The 'Working, Parenting and Struggling' report found that one in 11 working lone parents was living below the poverty line in 2012, but that number had jumped to one in five by 2017. 

The report says the high cost of housing and childcare, combined with low levels of income, were making it very difficult for many families with children to make ends meet.

It says the data also shows that the living standards of lone parents in Ireland are among the worst in Europe as they have the second highest rates of income poverty, persistent poverty and severe deprivation among 15 EU peer countries. 

SVP Social Policy Development Officer and author of the report, Dr Tricia Keilthy, said: "It is clear that Ireland is failing to protect lone parents and their children from the adverse affects of poverty."

Dr Keilthy said housing and childcare costs, combined with low income, significantly reduce the standard of living of working lone parents, who face additional challenges as both the primary earner and primary care-giver for their families.

She said they also create additional barriers to employment for those who want to take up a job or increase their working hours.

The report analyses data from the European Survey of Income and Living Conditions, the Labour Force Survey and Department of Employment Affairs and Social Protection to build a comprehensive picture of the income, work and living conditions of one parent families in Ireland.

Some of the main findings include:

  • Lone parents in Ireland are almost five times more likely to experience in-work poverty than other households with children (20.8% compared to 4.2%).
  • 84% of lone parents in Ireland were unable to meet unexpected expenses - compared to an EU-15 average of 58%
  • In 2017, 58% of lone parents were working compared to 46% in 2012. This is the lowest rate among EU-15 countries.
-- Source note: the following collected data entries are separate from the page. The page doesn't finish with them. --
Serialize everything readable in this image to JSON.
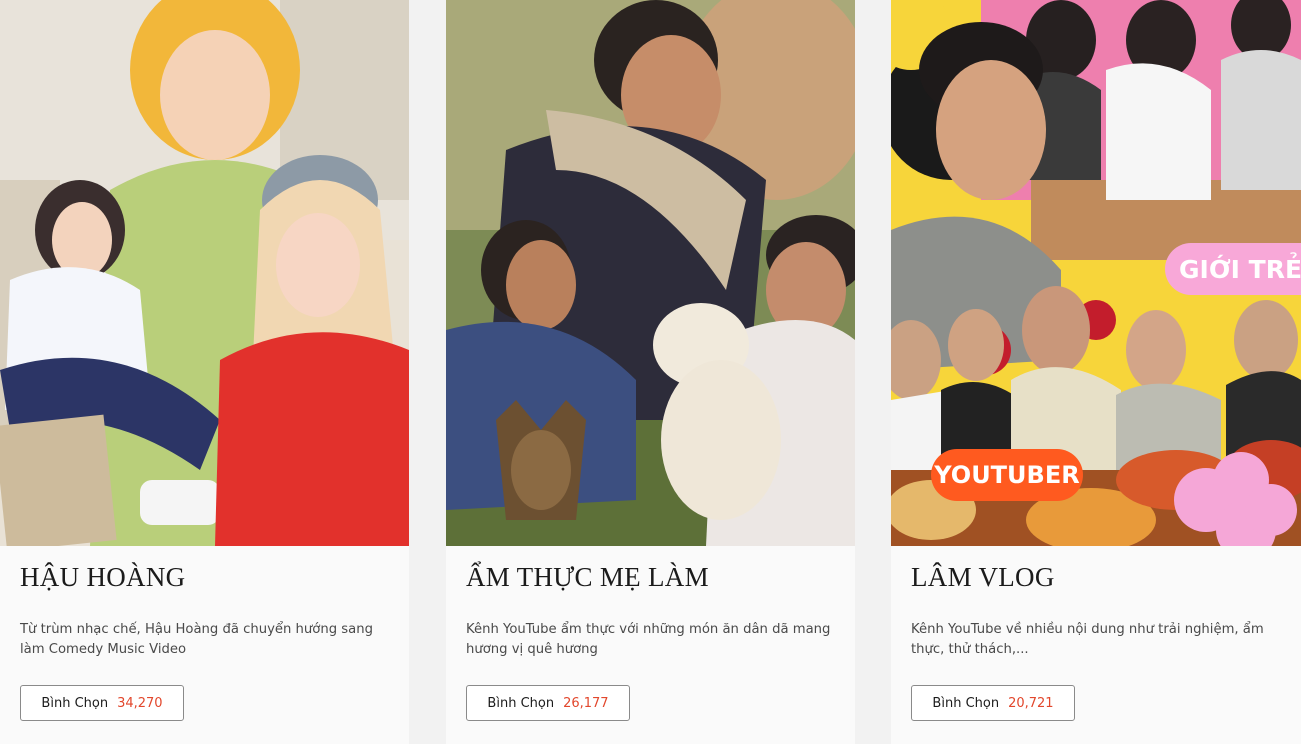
{
  "cards": [
    {
      "title": "HẬU HOÀNG",
      "description": "Từ trùm nhạc chế, Hậu Hoàng đã chuyển hướng sang làm Comedy Music Video",
      "vote_label": "Bình Chọn",
      "vote_count": "34,270"
    },
    {
      "title": "ẨM THỰC MẸ LÀM",
      "description": "Kênh YouTube ẩm thực với những món ăn dân dã mang hương vị quê hương",
      "vote_label": "Bình Chọn",
      "vote_count": "26,177"
    },
    {
      "title": "LÂM VLOG",
      "description": "Kênh YouTube về nhiều nội dung như trải nghiệm, ẩm thực, thử thách,...",
      "vote_label": "Bình Chọn",
      "vote_count": "20,721",
      "badges": {
        "youtuber": "YOUTUBER",
        "gioi_tre": "GIỚI TRẺ"
      }
    }
  ],
  "colors": {
    "vote_count": "#e2472c",
    "background": "#f2f2f2",
    "card": "#fafafa"
  }
}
However, the rate increases to 66% for those with children over 12, indicating that when childcare needs are lower, the labour market attachment of lone parent is higher.
  • Almost 60% of lone parents reported that they could not access childcare services due to cost - the second highest rate in EU-15 countries just after Spain
  • Childcare costs significantly reduce the returns from work, particularly for those employed in low paid work.
  • Housing costs are also an important factor in a family's ability to make ends meet. In 2017, 45% of lone parents reported a heavy financial burden due to housing costs and almost 18% were in arrears on the mortgage or rent repayments. The rate of arrears for other households with children was 8% in 2017.
  • Employment rates are three times higher among lone parents with third-level education but one in five lone parents reported that they could not access formal education for financial reasons.

Dr Keilthy did say that "Budget 2019 included a number of welcome improvements in income supports for lone parents and the introduction of the Affordable Childcare Scheme is a very positive development."

However, she said the report shows that Ireland has a long way to go in creating pathways to sustainable, decent and family-friendly employment, which will address the growing issue of in-work poverty among lone parents.